Atas perbuatannya, AR yang disebut-sebut anak angkat dari anggota dewan berinisial ES ini, dijerat Pasal 81 dan atau Pasal 82 UU 23 Tahun 2002 Tentang Perlindungan Anak.
AR kemudian ditahan di Polresta Pekanbaru. Kasus bergulir hingga akhirnya kedua belah pihak sepakat berdamai.
Korban mencabut laporan dan penahanan AR ditangguhkan. AR hanya dikenakan wajib lapor dua kali dalam sepekan.
Kecewa berat
Kesepakatan keluarga pelaku dengan pihak korban berdamai, membuat Lembaga Bantuan Perlindungan Perempuan dan Anak Riau (LBP2A) Riau kecewa berat.
Pasalnya, lembaga yang dipimpin oleh Rosmaini itu telah memberikan pendampingan kepada korban siswi SMP tersebut.
"Atas kejadian (perdamaian) ini, kami LBP2A Riau kecewa bercampur sedih," ucap Rosmaini saat dihubungi Kompas.com melalui sambungan telepon, Rabu (5/1/2022).
"Andai semua orangtua yang anaknya menjadi korban pencabulan berbuat seperti ini, apalah gunanya slogan stop kekerasan terhadap anak.

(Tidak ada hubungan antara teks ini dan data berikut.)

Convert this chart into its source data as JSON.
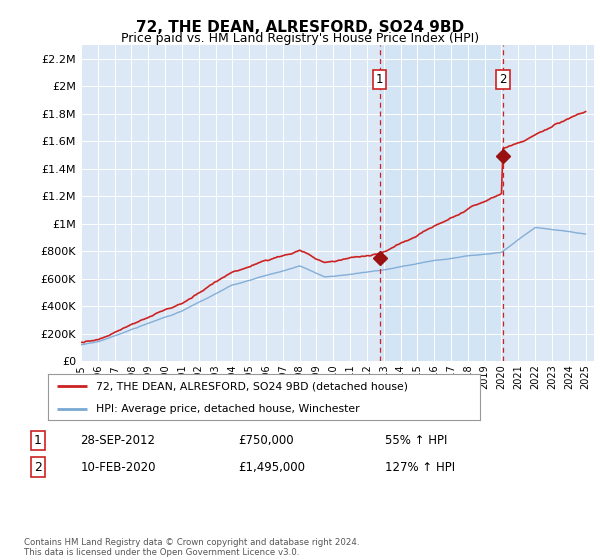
{
  "title": "72, THE DEAN, ALRESFORD, SO24 9BD",
  "subtitle": "Price paid vs. HM Land Registry's House Price Index (HPI)",
  "ylim": [
    0,
    2300000
  ],
  "yticks": [
    0,
    200000,
    400000,
    600000,
    800000,
    1000000,
    1200000,
    1400000,
    1600000,
    1800000,
    2000000,
    2200000
  ],
  "ytick_labels": [
    "£0",
    "£200K",
    "£400K",
    "£600K",
    "£800K",
    "£1M",
    "£1.2M",
    "£1.4M",
    "£1.6M",
    "£1.8M",
    "£2M",
    "£2.2M"
  ],
  "x_start_year": 1995,
  "x_end_year": 2025,
  "sale1_date": "28-SEP-2012",
  "sale1_price": 750000,
  "sale1_pct": "55%",
  "sale1_x": 2012.75,
  "sale2_date": "10-FEB-2020",
  "sale2_price": 1495000,
  "sale2_pct": "127%",
  "sale2_x": 2020.1,
  "legend_line1": "72, THE DEAN, ALRESFORD, SO24 9BD (detached house)",
  "legend_line2": "HPI: Average price, detached house, Winchester",
  "footer": "Contains HM Land Registry data © Crown copyright and database right 2024.\nThis data is licensed under the Open Government Licence v3.0.",
  "hpi_color": "#7aa8d4",
  "sold_color": "#cc2222",
  "bg_color": "#dce8f5",
  "plot_bg": "#ffffff",
  "shade_color": "#d0e4f5",
  "vline_color": "#cc2222",
  "marker_color": "#991111",
  "grid_color": "#c0c8d8",
  "title_fontsize": 11,
  "subtitle_fontsize": 9
}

Menjadikan Riau sebagai kota layak anak hanya sekedar wacana saja," imbuh Rosmaini.
Rosmaini mengatakan bahwa adanya perdamaian di antara keduabelah pihak, bukan berarti pidananya gugur.
"Terduga pelaku sudah diamankan di Polresta Pekanbaru kenapa bisa dilepaskan begitu aja," ujar Rosmaini.
Ia mengaku sudah mengonfirmasi kepada orangtua korban terkait adanya perdamaian tersebut.
Jawaban orangtua korban pun terkesan cuek terhadap nasib anaknya.
"Pada saat saya konfirmasi kepada orangtua korban, beliau menjawab 'dah damai kami kak'. Terus saya tanya kok bisa damai? Dan orangtuanya menjawab 'kenapa enggak bisa'," sebut Rosmaini mengulang perbincangan bersama orangtua korban.
Rosmaini kemudian menanyakan kepada orangtua korban komitmen berdamai itu seperti apa.
"Orangtuanya bilang 'gini aja buk, semua persyaratan itu sudah lengkap di Polresta Pekanbaru, ibuk tengok saja dah nampak itu buk'," papar Rosmaini.
Rosmaini mengaku sangat terkejut pihak korban berdamai dengan pihak pelaku. Meski perdamaian itu hak penuh orangtua korban.
"Seperti disambar petir saya mendengar ucapan berdamai dari orangtua korban. Tapi, itu semua hak penuh orangtua untuk melakukan perdamaian. Kami ini hanya lembaga sosial dan tetap berkomitmen untuk menurunkan angka kasus kekerasan terhadap anak, terkhusus perkara pencabulan," tutup Rosmaini.
Penjelasan Kapolres
Pelaku sebelumnya sempat menjalani pemeriksaan di Unit Perlindungan Perempuan dan Anak (PPA) Satuan Reserse Kriminal (Satreskrim) Polresta Pekanbaru dan dilakukan penahanan.
Polisi menjerat pelaku dengan Pasal 81 dan atau Pasal 82 UU Nomor 35 tahun 2014 tentang Perlindungan Anak.
Kapolresta Pekanbaru Kombes Pria Budi ketika dikonfirmasi wartawan membenarkan korban mencabut laporannya.
"Korban sudah mencabut laporannya. Ada pernyataan mencabut laporannya dan juga pernyataan perdamaian kedua belah pihak," kata Budi, Rabu (5/1/2022).
Kata dia, surat perintah dimulai penyidikan (SPDP) sudah dikirim dari awal.
Setelah korban cabut laporan, pelaku diwajibkan untuk lapor seminggu dua kali.
"Sementara ditangguhkan, dia (AR) berkewajiban wajib lapor seminggu dua kali," sebut Budi.
Sebagaimana diberitakan, AY (15) bersama orangtuanya datang ke Polresta Pekanbaru melaporkan dugaan penyekapan dan pemerkosaan, Jumat (19/11/2021) lalu.
Korban melapor setelah mengaku disekap dan diperkosa dua kali oleh AR, yang merupakan anak anggota DPRD Kota Pekanbaru.
Korban mengaku baru berani melaporkan kejadian yang terjadi pada 25 September itu, karena keluarganya sempat diancam keluarga besar pelaku.